Che cosa imprime al tempo una chiara direzione?
«La prima cosa che l’uomo intuisce è che il tempo è irreversibile, e che lui non può recuperare neanche un minuto del passato. La principale fra le questioni salienti è come combinare la nostra teoria della gravitazione (che è realmente una teoria dello spazio-tempo) con la meccanica quantistica, teoria che descrive l’attività su scala di atomi e molecole. La teoria delle stringhe rimane l’approccio più promettente, ma non è accettata universalmente. Ci sono diversi processi fisici che possono misurare il tempo accuratamente. Si va dalle stelle di neutroni alle vibrazioni degli atomi. Gli esperimenti confermano che sono rispettati gli stessi intervalli di tempo, con una precisione superiore a uno per trilione. Dunque non c’è evidenza che diversi tipi di orologio possano dare tempi diversi».

“Freccia del tempo”, viaggio nel futuro: quando la fisica sposa cinema e paradossi…
«Per entrare nel concetto di “freccia del tempo” dobbiamo renderci conto che all’inizio l’universo si trovava in una condizione altamente favorevole di uniformità gravitazionale. Perciò ha una grande riserva di energia utile che finora è stata usata oltre misura. Quanto al viaggio nel futuro, lo facciamo già. Ma è necessario muoversi velocemente. Al momento possiamo usare orologi capaci di misurare spostamenti di pochi nanosecondi. Anche la gravità rallenta il tempo e può offrire una via per compiere un balzo avanti nel tempo; ma pure in questo caso si tratta di tempi molto piccoli. Una incursione nel futuro veramente significativa si fa soltanto se si viaggia a una velocità vicina a quella della luce oppure attorno a un buco nero».
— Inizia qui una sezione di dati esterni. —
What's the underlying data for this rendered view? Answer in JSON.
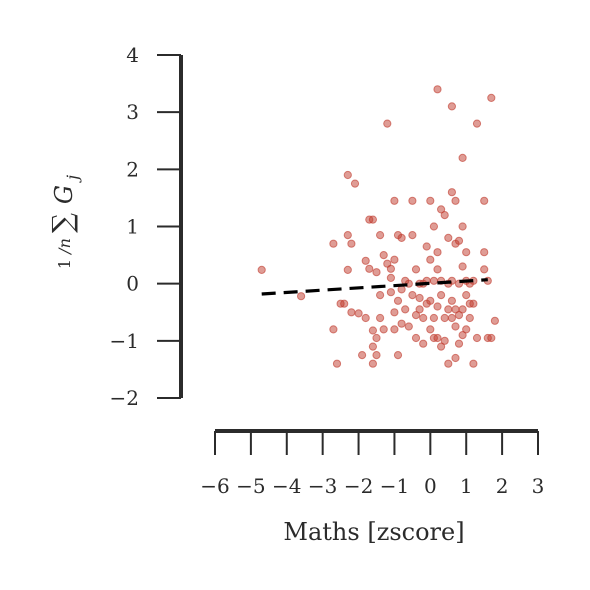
{
  "chart_data": {
    "type": "scatter",
    "title": "",
    "xlabel": "Maths [zscore]",
    "ylabel": "1/n ∑ G_j",
    "xlim": [
      -6,
      3
    ],
    "ylim": [
      -2,
      4
    ],
    "xticks": [
      -6,
      -5,
      -4,
      -3,
      -2,
      -1,
      0,
      1,
      2,
      3
    ],
    "yticks": [
      -2,
      -1,
      0,
      1,
      2,
      3,
      4
    ],
    "xtick_labels": [
      "−6",
      "−5",
      "−4",
      "−3",
      "−2",
      "−1",
      "0",
      "1",
      "2",
      "3"
    ],
    "ytick_labels": [
      "−2",
      "−1",
      "0",
      "1",
      "2",
      "3",
      "4"
    ],
    "grid": false,
    "point_color": "#c0392b",
    "trend_line": {
      "style": "dashed",
      "color": "#000000",
      "x": [
        -4.7,
        1.6
      ],
      "y": [
        -0.18,
        0.07
      ]
    },
    "points": [
      [
        -4.7,
        0.24
      ],
      [
        -3.6,
        -0.22
      ],
      [
        -2.7,
        0.7
      ],
      [
        -2.7,
        -0.8
      ],
      [
        -2.6,
        -1.4
      ],
      [
        -2.5,
        -0.35
      ],
      [
        -2.4,
        -0.35
      ],
      [
        -2.3,
        0.24
      ],
      [
        -2.3,
        0.85
      ],
      [
        -2.3,
        1.9
      ],
      [
        -2.2,
        -0.5
      ],
      [
        -2.2,
        0.7
      ],
      [
        -2.1,
        1.75
      ],
      [
        -2.0,
        -0.52
      ],
      [
        -1.9,
        -1.25
      ],
      [
        -1.8,
        -0.6
      ],
      [
        -1.8,
        0.4
      ],
      [
        -1.7,
        0.26
      ],
      [
        -1.7,
        1.12
      ],
      [
        -1.6,
        -0.82
      ],
      [
        -1.6,
        1.12
      ],
      [
        -1.6,
        -1.1
      ],
      [
        -1.6,
        -1.4
      ],
      [
        -1.5,
        -0.95
      ],
      [
        -1.5,
        -1.25
      ],
      [
        -1.5,
        0.2
      ],
      [
        -1.4,
        -0.6
      ],
      [
        -1.4,
        -0.2
      ],
      [
        -1.4,
        0.85
      ],
      [
        -1.3,
        -0.8
      ],
      [
        -1.3,
        0.5
      ],
      [
        -1.2,
        0.35
      ],
      [
        -1.2,
        2.8
      ],
      [
        -1.1,
        -0.15
      ],
      [
        -1.1,
        0.1
      ],
      [
        -1.1,
        0.26
      ],
      [
        -1.0,
        -0.5
      ],
      [
        -1.0,
        0.42
      ],
      [
        -1.0,
        1.45
      ],
      [
        -1.0,
        -0.8
      ],
      [
        -0.9,
        0.85
      ],
      [
        -0.9,
        -0.3
      ],
      [
        -0.9,
        -1.25
      ],
      [
        -0.8,
        -0.1
      ],
      [
        -0.8,
        0.8
      ],
      [
        -0.8,
        -0.7
      ],
      [
        -0.7,
        0.05
      ],
      [
        -0.7,
        -0.45
      ],
      [
        -0.6,
        -0.75
      ],
      [
        -0.6,
        0.0
      ],
      [
        -0.5,
        0.85
      ],
      [
        -0.5,
        -0.2
      ],
      [
        -0.5,
        1.45
      ],
      [
        -0.4,
        -0.95
      ],
      [
        -0.4,
        -0.55
      ],
      [
        -0.4,
        0.25
      ],
      [
        -0.3,
        -0.25
      ],
      [
        -0.3,
        -0.45
      ],
      [
        -0.3,
        0.0
      ],
      [
        -0.2,
        -1.05
      ],
      [
        -0.2,
        -0.6
      ],
      [
        -0.2,
        0.0
      ],
      [
        -0.1,
        -0.35
      ],
      [
        -0.1,
        0.05
      ],
      [
        -0.1,
        0.65
      ],
      [
        0.0,
        -0.8
      ],
      [
        0.0,
        -0.3
      ],
      [
        0.0,
        0.42
      ],
      [
        0.0,
        1.45
      ],
      [
        0.1,
        -0.95
      ],
      [
        0.1,
        -0.6
      ],
      [
        0.1,
        0.05
      ],
      [
        0.1,
        1.0
      ],
      [
        0.2,
        -0.95
      ],
      [
        0.2,
        -0.4
      ],
      [
        0.2,
        0.25
      ],
      [
        0.2,
        0.55
      ],
      [
        0.2,
        3.4
      ],
      [
        0.3,
        -1.1
      ],
      [
        0.3,
        -0.2
      ],
      [
        0.3,
        0.05
      ],
      [
        0.3,
        1.3
      ],
      [
        0.4,
        -1.0
      ],
      [
        0.4,
        -0.6
      ],
      [
        0.4,
        1.2
      ],
      [
        0.5,
        -1.4
      ],
      [
        0.5,
        -0.45
      ],
      [
        0.5,
        0.0
      ],
      [
        0.5,
        0.8
      ],
      [
        0.6,
        -0.6
      ],
      [
        0.6,
        -0.3
      ],
      [
        0.6,
        0.05
      ],
      [
        0.6,
        1.6
      ],
      [
        0.6,
        3.1
      ],
      [
        0.7,
        -1.3
      ],
      [
        0.7,
        -0.75
      ],
      [
        0.7,
        -0.45
      ],
      [
        0.7,
        0.7
      ],
      [
        0.7,
        1.45
      ],
      [
        0.8,
        -1.05
      ],
      [
        0.8,
        -0.55
      ],
      [
        0.8,
        0.0
      ],
      [
        0.8,
        0.75
      ],
      [
        0.9,
        -0.9
      ],
      [
        0.9,
        -0.45
      ],
      [
        0.9,
        0.3
      ],
      [
        0.9,
        1.0
      ],
      [
        0.9,
        2.2
      ],
      [
        1.0,
        -0.8
      ],
      [
        1.0,
        -0.2
      ],
      [
        1.0,
        0.05
      ],
      [
        1.0,
        0.55
      ],
      [
        1.1,
        -0.6
      ],
      [
        1.1,
        -0.35
      ],
      [
        1.1,
        0.0
      ],
      [
        1.2,
        -1.4
      ],
      [
        1.2,
        -0.35
      ],
      [
        1.2,
        0.05
      ],
      [
        1.3,
        -0.95
      ],
      [
        1.3,
        2.8
      ],
      [
        1.5,
        0.25
      ],
      [
        1.5,
        0.55
      ],
      [
        1.5,
        1.45
      ],
      [
        1.6,
        -0.95
      ],
      [
        1.6,
        0.05
      ],
      [
        1.7,
        -0.95
      ],
      [
        1.7,
        3.25
      ],
      [
        1.8,
        -0.65
      ]
    ]
  }
}
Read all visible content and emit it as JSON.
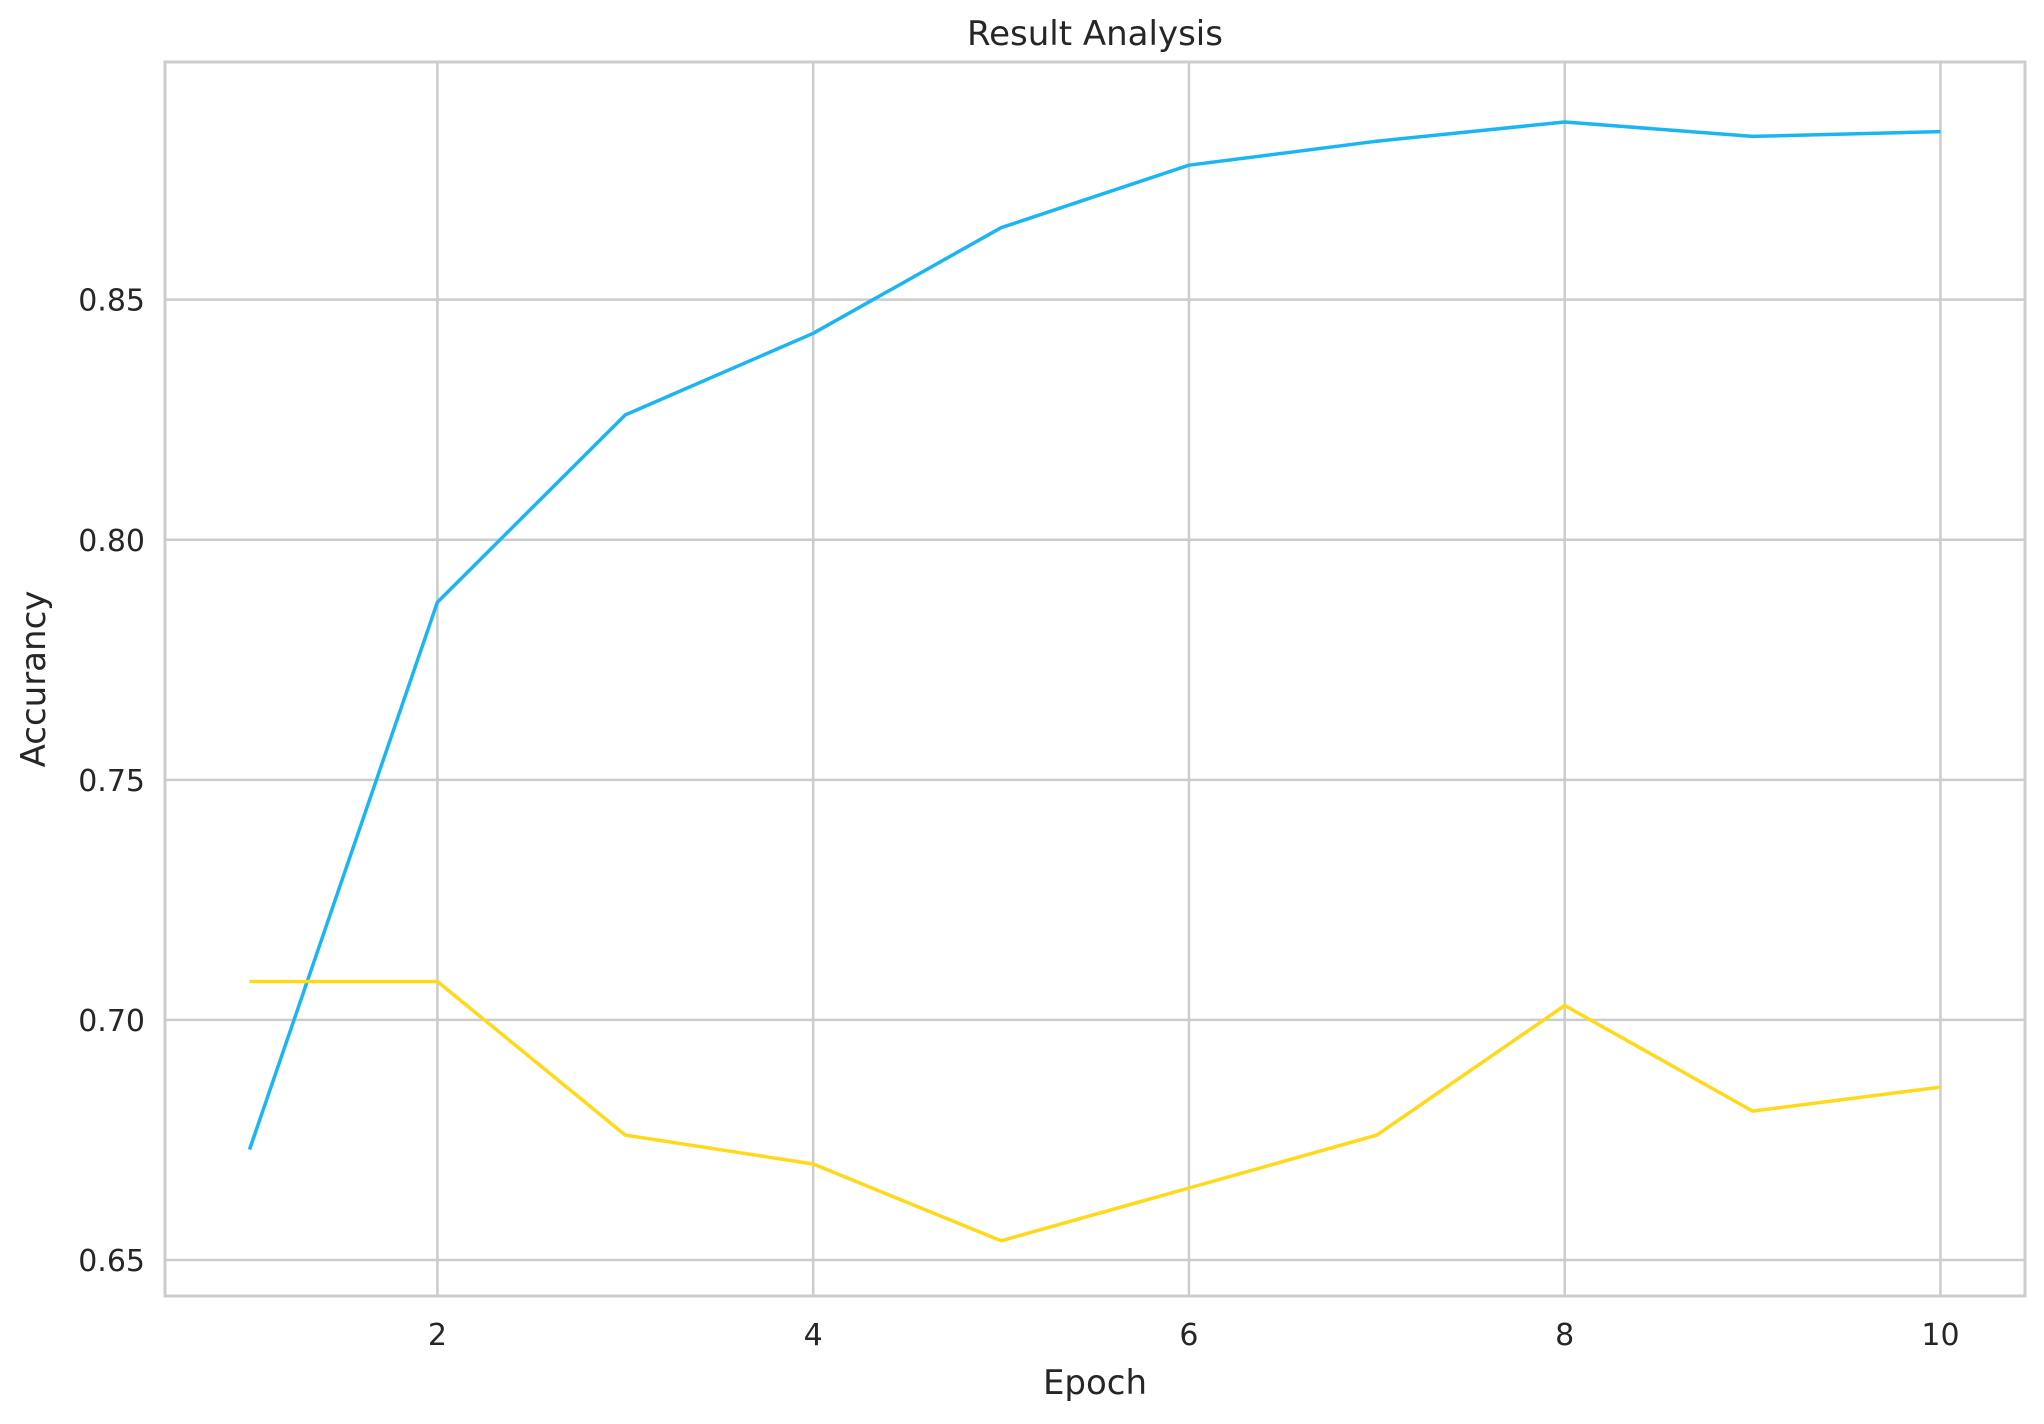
{
  "chart_data": {
    "type": "line",
    "title": "Result Analysis",
    "xlabel": "Epoch",
    "ylabel": "Accurancy",
    "xlim": [
      0.55,
      10.45
    ],
    "ylim": [
      0.6425,
      0.8995
    ],
    "xticks": [
      2,
      4,
      6,
      8,
      10
    ],
    "xtick_labels": [
      "2",
      "4",
      "6",
      "8",
      "10"
    ],
    "yticks": [
      0.65,
      0.7,
      0.75,
      0.8,
      0.85
    ],
    "ytick_labels": [
      "0.65",
      "0.70",
      "0.75",
      "0.80",
      "0.85"
    ],
    "grid": true,
    "legend": "none",
    "x": [
      1,
      2,
      3,
      4,
      5,
      6,
      7,
      8,
      9,
      10
    ],
    "series": [
      {
        "color": "#1bb6f2",
        "values": [
          0.673,
          0.787,
          0.826,
          0.843,
          0.865,
          0.878,
          0.883,
          0.887,
          0.884,
          0.885
        ]
      },
      {
        "color": "#ffd91a",
        "values": [
          0.708,
          0.708,
          0.676,
          0.67,
          0.654,
          0.665,
          0.676,
          0.703,
          0.681,
          0.686
        ]
      }
    ]
  }
}
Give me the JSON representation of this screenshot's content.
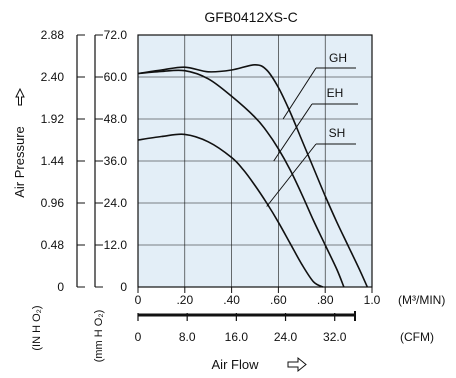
{
  "chart_data": {
    "type": "line",
    "title": "GFB0412XS-C",
    "xlabel": "Air Flow",
    "ylabel": "Air Pressure",
    "x_unit": "(M³/MIN)",
    "x2_unit": "(CFM)",
    "y_unit_inh2o": "(IN H O₂)",
    "y_unit_mmh2o": "(mm H O₂)",
    "xlim": [
      0,
      1.0
    ],
    "ylim": [
      0,
      72.0
    ],
    "x_ticks": [
      {
        "value": 0,
        "label": "0"
      },
      {
        "value": 0.2,
        "label": ".20"
      },
      {
        "value": 0.4,
        "label": ".40"
      },
      {
        "value": 0.6,
        "label": ".60"
      },
      {
        "value": 0.8,
        "label": ".80"
      },
      {
        "value": 1.0,
        "label": "1.0"
      }
    ],
    "x2_ticks": [
      {
        "value": 0,
        "label": "0"
      },
      {
        "value": 8.0,
        "label": "8.0"
      },
      {
        "value": 16.0,
        "label": "16.0"
      },
      {
        "value": 24.0,
        "label": "24.0"
      },
      {
        "value": 32.0,
        "label": "32.0"
      }
    ],
    "x2_max": 35.3,
    "y_ticks_mmh2o": [
      {
        "value": 0,
        "label": "0"
      },
      {
        "value": 12.0,
        "label": "12.0"
      },
      {
        "value": 24.0,
        "label": "24.0"
      },
      {
        "value": 36.0,
        "label": "36.0"
      },
      {
        "value": 48.0,
        "label": "48.0"
      },
      {
        "value": 60.0,
        "label": "60.0"
      },
      {
        "value": 72.0,
        "label": "72.0"
      }
    ],
    "y_ticks_inh2o": [
      {
        "value": 0,
        "label": "0"
      },
      {
        "value": 12.0,
        "label": "0.48"
      },
      {
        "value": 24.0,
        "label": "0.96"
      },
      {
        "value": 36.0,
        "label": "1.44"
      },
      {
        "value": 48.0,
        "label": "1.92"
      },
      {
        "value": 60.0,
        "label": "2.40"
      },
      {
        "value": 72.0,
        "label": "2.88"
      }
    ],
    "grid": true,
    "series": [
      {
        "name": "GH",
        "x": [
          0,
          0.1,
          0.2,
          0.3,
          0.4,
          0.5,
          0.55,
          0.6,
          0.65,
          0.7,
          0.75,
          0.8,
          0.85,
          0.9,
          0.95,
          0.98
        ],
        "y": [
          61.0,
          62.0,
          62.8,
          61.5,
          62.0,
          63.5,
          62.0,
          57.0,
          50.0,
          42.0,
          34.0,
          26.0,
          18.5,
          11.5,
          4.5,
          0
        ]
      },
      {
        "name": "EH",
        "x": [
          0,
          0.1,
          0.2,
          0.3,
          0.4,
          0.5,
          0.55,
          0.6,
          0.65,
          0.7,
          0.75,
          0.8,
          0.85,
          0.88
        ],
        "y": [
          61.0,
          61.6,
          61.8,
          59.5,
          54.5,
          48.5,
          44.5,
          39.5,
          33.5,
          26.5,
          19.0,
          12.0,
          5.0,
          0
        ]
      },
      {
        "name": "SH",
        "x": [
          0,
          0.1,
          0.2,
          0.3,
          0.4,
          0.45,
          0.5,
          0.55,
          0.6,
          0.65,
          0.7,
          0.75,
          0.79
        ],
        "y": [
          42.0,
          43.0,
          43.6,
          41.5,
          37.0,
          33.5,
          29.0,
          24.0,
          18.5,
          12.5,
          6.5,
          1.5,
          0
        ]
      }
    ]
  }
}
L’Universo ha avuto un inizio? E avrà anche una fine?
«Fino a pochissimo tempo fa i cosmologi credevano che l’Universo avesse avuto inizio con il Big Bang 13,7 miliardi di anni fa. Oggi la moda è cambiata e non pochi cosmologi sono dell’opinione che non è il Big Bang a rappresentare l’origine delle cose. Continuiamo a chiederci: insomma, il tempo avrà fine oppure no? La risposta dipende da un’altra domanda-chiave: da come e da quanto l’Universo continuerà a espandersi. E, secondo le evidenze attuali, non sembra che il tempo abbia la fine segnata».

Il Templeton Prize assegnatole per lo straordinario impegno intellettuale profuso nel promuovere la spiritualità è stato oggetto di critiche da parte degli atei organizzati. Per spiegare le finalità del premio, lei ha usato argomentazioni scientifiche (lo «strano silenzio dell’Universo» e un «universo preparato per la vita»). Non le sembra che fra gli atei organizzati molti rifiutino la sola idea che uno scienziato possa lasciare spiragli aperti sull’origine dell’universo?
«Molti scienziati, di diversa estrazione, preferiscono non mescolare scienza e religione».

Altri, in maggioranza laici, affermano che la scienza può aiutare la religione a trovare Dio…

«Secondo me, c’è un modo migliore per esprimere questo pensiero. Io non sono credente e sono persuaso che la scienza ci sveli un universo che è comprensibile, ha uno schema razionale, non è arbitrario. Ma non è compito della scienza dire di più senza invadere la sfera di autonomia della fede religiosa».